Free, step-by-step Class 12 Maths NCERT Solutions for Chapter 13 Ex 13.3 — all 14 questions solved, using the theorem of total probability and Bayes' theorem to work backwards from an observed outcome to its most likely cause.
Questions 1–12 apply Bayes' theorem across a wide variety of real-world settings — urns and bags of balls, a multiple-choice test where a student either knows the answer or guesses, a medical test with a false-positive rate, a two-headed coin mixed in with fair and biased ones, insured drivers split by vehicle type, two factory machines, two groups competing for a board seat, a girl who throws a die before deciding how to toss a coin, three machine operators with different defect rates, and a lost playing card. The method stays the same throughout: identify the partition of hypotheses (which bag, which machine, which operator), find each hypothesis's prior probability and the probability of the observed event given that hypothesis, then combine them with Bayes' theorem to get the posterior probability of the hypothesis being asked about. The exercise closes with two MCQs — a direct reverse-probability calculation about a coin toss, and a question on how P(A|B) compares with P(A) when A is a subset of B.

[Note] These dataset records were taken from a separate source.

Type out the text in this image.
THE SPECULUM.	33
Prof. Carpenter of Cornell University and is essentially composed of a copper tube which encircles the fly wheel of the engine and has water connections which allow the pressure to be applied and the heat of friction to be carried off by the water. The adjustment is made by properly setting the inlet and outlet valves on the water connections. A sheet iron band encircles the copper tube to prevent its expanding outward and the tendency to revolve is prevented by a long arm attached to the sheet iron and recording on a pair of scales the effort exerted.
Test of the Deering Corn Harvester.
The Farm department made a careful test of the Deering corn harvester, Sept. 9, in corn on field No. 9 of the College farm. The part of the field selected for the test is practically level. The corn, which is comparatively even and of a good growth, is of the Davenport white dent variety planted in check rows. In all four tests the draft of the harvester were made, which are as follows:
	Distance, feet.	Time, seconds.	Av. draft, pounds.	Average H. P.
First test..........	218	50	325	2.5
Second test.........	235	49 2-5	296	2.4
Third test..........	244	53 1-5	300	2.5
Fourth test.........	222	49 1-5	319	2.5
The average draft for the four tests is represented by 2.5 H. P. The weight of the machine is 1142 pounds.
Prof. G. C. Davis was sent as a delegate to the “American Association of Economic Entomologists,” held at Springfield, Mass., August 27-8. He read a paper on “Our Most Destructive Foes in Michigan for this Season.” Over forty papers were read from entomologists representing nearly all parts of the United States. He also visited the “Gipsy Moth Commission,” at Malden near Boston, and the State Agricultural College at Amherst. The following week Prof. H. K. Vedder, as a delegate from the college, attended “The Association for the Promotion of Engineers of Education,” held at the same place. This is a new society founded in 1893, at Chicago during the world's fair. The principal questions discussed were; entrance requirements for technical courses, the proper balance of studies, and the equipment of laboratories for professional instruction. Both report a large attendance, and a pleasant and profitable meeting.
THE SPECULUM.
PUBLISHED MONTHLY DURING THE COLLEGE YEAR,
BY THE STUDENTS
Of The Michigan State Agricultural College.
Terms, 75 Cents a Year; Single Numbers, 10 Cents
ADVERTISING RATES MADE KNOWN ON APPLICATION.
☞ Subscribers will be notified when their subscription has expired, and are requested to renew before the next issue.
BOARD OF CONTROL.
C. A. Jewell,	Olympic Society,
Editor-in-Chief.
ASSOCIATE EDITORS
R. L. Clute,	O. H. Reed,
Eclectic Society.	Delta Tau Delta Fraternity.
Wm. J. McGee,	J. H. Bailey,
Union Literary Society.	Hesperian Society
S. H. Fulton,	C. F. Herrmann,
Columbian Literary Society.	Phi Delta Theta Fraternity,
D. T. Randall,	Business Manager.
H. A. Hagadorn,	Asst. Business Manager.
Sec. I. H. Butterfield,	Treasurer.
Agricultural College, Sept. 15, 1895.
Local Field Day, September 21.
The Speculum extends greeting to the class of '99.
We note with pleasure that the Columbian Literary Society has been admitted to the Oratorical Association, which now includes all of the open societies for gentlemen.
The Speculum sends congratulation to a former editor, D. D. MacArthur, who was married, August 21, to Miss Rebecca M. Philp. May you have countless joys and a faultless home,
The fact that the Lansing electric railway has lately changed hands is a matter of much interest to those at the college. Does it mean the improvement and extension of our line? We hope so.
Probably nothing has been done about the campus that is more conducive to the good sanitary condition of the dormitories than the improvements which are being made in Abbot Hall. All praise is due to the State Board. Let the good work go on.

Let R_1: first ball drawn is red, B_1: first ball drawn is black. P(R_1)=\dfrac{5}{10}=\dfrac12, P(B_1)=\dfrac12.
If the first ball was red, the urn now has 7 red and 5 black (12 total), so P(\text{2nd red}|R_1)=\dfrac{7}{12}. If the first ball was black, the urn now has 5 red and 7 black (12 total), so P(\text{2nd red}|B_1)=\dfrac{5}{12}.
By the theorem of total probability, P(\text{2nd red})=\dfrac12\times\dfrac{7}{12}+\dfrac12\times\dfrac{5}{12}=\dfrac{7}{24}+\dfrac{5}{24}=\dfrac{12}{24}=\dfrac12.
Let E_1: bag I is chosen, E_2: bag II is chosen, both with P(E_1)=P(E_2)=\dfrac12. Let A: the ball drawn is red.
P(A|E_1)=\dfrac48=\dfrac12 and P(A|E_2)=\dfrac28=\dfrac14.
By Bayes' theorem, P(E_1|A)=\dfrac{P(E_1)P(A|E_1)}{P(E_1)P(A|E_1)+P(E_2)P(A|E_2)}=\dfrac{\frac12\times\frac12}{\frac12\times\frac12+\frac12\times\frac14}=\dfrac{1/4}{1/4+1/8}=\dfrac{1/4}{3/8}=\dfrac23.
Let E_1: student is a hosteller, E_2: student is a day scholar. P(E_1)=0.6, P(E_2)=0.4.
Let A: student attains an A grade, with P(A|E_1)=0.3 and P(A|E_2)=0.2.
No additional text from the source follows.